Si l’on en croit ces scientifiques, l’Espagne et le Portugal sont en train de tourner sur eux-mêmes
Chaque année, l’Afrique et l’Eurasie se rapprochent de quelques millimètres. Prise entre ces deux puissantes forces, la péninsule ibérique encaisse la pression et tourne comme le ferait un engrenage..
Notre planète est composée de grandes plaques rigides appelées plaques tectoniques, qui flottent sur une couche plus malléable du manteau terrestre appelée asthénosphère. Ces plaques se déplacent très lentement, comme des tapis roulants géants, en raison des courants de chaleur dans le manteau. Ce mouvement explique la formation des montagnes ou l’ouverture des océans. Cependant, cette dérive n’est pas toujours linéaire : dans certaines zones, comme la Méditerranée occidentale, les forces exercées par les plaques ne se concentrent pas sur une faille unique, mais se répartissent sur une vaste région, provoquant des déformations inattendues.
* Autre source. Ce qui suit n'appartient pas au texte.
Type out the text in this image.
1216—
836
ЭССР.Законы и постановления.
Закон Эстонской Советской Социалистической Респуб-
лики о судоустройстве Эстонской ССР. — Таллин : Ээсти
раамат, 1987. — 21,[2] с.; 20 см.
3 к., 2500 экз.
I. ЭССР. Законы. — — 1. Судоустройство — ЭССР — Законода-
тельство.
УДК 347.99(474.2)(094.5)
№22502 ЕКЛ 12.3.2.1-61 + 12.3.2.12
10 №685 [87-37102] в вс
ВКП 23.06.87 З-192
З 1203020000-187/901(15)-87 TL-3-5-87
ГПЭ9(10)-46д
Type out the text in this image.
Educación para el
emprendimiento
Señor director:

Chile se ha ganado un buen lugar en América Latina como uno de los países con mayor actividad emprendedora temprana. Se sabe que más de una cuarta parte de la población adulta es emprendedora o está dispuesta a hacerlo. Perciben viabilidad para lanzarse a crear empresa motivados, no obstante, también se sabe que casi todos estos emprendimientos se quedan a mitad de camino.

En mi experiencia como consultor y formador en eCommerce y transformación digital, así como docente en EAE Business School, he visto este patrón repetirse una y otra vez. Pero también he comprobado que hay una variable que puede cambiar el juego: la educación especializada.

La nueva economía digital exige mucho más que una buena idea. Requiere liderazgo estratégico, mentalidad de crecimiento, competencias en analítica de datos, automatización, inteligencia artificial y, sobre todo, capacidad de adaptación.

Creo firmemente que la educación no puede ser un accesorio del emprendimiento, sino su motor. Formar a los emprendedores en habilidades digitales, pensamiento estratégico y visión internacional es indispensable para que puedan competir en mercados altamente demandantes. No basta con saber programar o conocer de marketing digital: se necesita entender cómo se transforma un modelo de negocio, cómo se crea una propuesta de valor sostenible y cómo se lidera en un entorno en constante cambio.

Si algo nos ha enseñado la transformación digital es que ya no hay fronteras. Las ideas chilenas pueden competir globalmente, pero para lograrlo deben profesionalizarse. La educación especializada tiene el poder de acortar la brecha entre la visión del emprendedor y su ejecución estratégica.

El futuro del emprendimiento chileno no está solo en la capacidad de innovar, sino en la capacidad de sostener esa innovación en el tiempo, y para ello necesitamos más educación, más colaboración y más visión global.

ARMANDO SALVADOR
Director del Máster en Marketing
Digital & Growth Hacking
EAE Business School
C’est précisément ce qui se passe au niveau de la péninsule Ibérique, où l’Espagne et le Portugal subissent une rotation lente.
Les plaques africaine et eurasienne se rapprochent très lentement, à une vitesse de 4 à 6 millimètres par an. Ce mouvement est généralement canalisé le long de limites claires, comme des failles ou des zones de subduction (où une plaque passe sous une autre). Cependant, dans le sud de la péninsule Ibérique, cette frontière est floue et complexe, car les forces ne sont pas uniformément réparties. La pression vient à la fois du sud, avec la plaque africaine, et latéralement depuis la Méditerranée occidentale. Cette répartition inégale des forces crée un couple de torsion qui fait pivoter la péninsule Ibérique dans le sens des aiguilles d’une montre. Ce phénomène a été identifié grâce à des données sismiques et des mesures GPS.
Le domaine d’Alboran, situé entre le sud de l’Espagne et le nord du Maroc, joue un rôle central dans cette rotation. Ce bloc se déplace vers l’ouest, coincé entre les plaques africaine et eurasienne, en formant un arc montagneux appelé Arc de Gibraltar. Ce mouvement latéral déforme la région autour du détroit de Gibraltar, reliant les chaînes de montagnes du sud de l’Espagne (la cordillère Bétique) à celles du nord du Maroc (le Rif). Dans certaines zones, la poussée de la plaque africaine est directe et comprime la croûte terrestre, tandis que dans d’autres, l’énergie est déviée, entraînant un glissement sans collision frontale. Au sud-ouest du détroit de Gibraltar, la pression est la plus forte, agissant comme un piston qui force l’Espagne et le Portugal à tourner.
Cette rotation de la péninsule Ibérique a des conséquences géologiques importantes. Elle explique en partie les séismes fréquents dans la région, souvent difficiles à attribuer à une faille visible en surface. Le géologue Asier Madarieta souligne que de nombreuses zones en Ibérie présentent des déformations ou des tremblements de terre sans que les structures tectoniques actives ne soient clairement identifiées. En comprenant mieux ce mouvement de rotation horaire, les sismologues pourront mieux anticiper les risques sismiques. Bien qu’il reste impossible de prédire exactement quand un séisme se produira, cette découverte permet d’identifier les zones à risque et d’améliorer la prévention des catastrophes naturelles dans la région.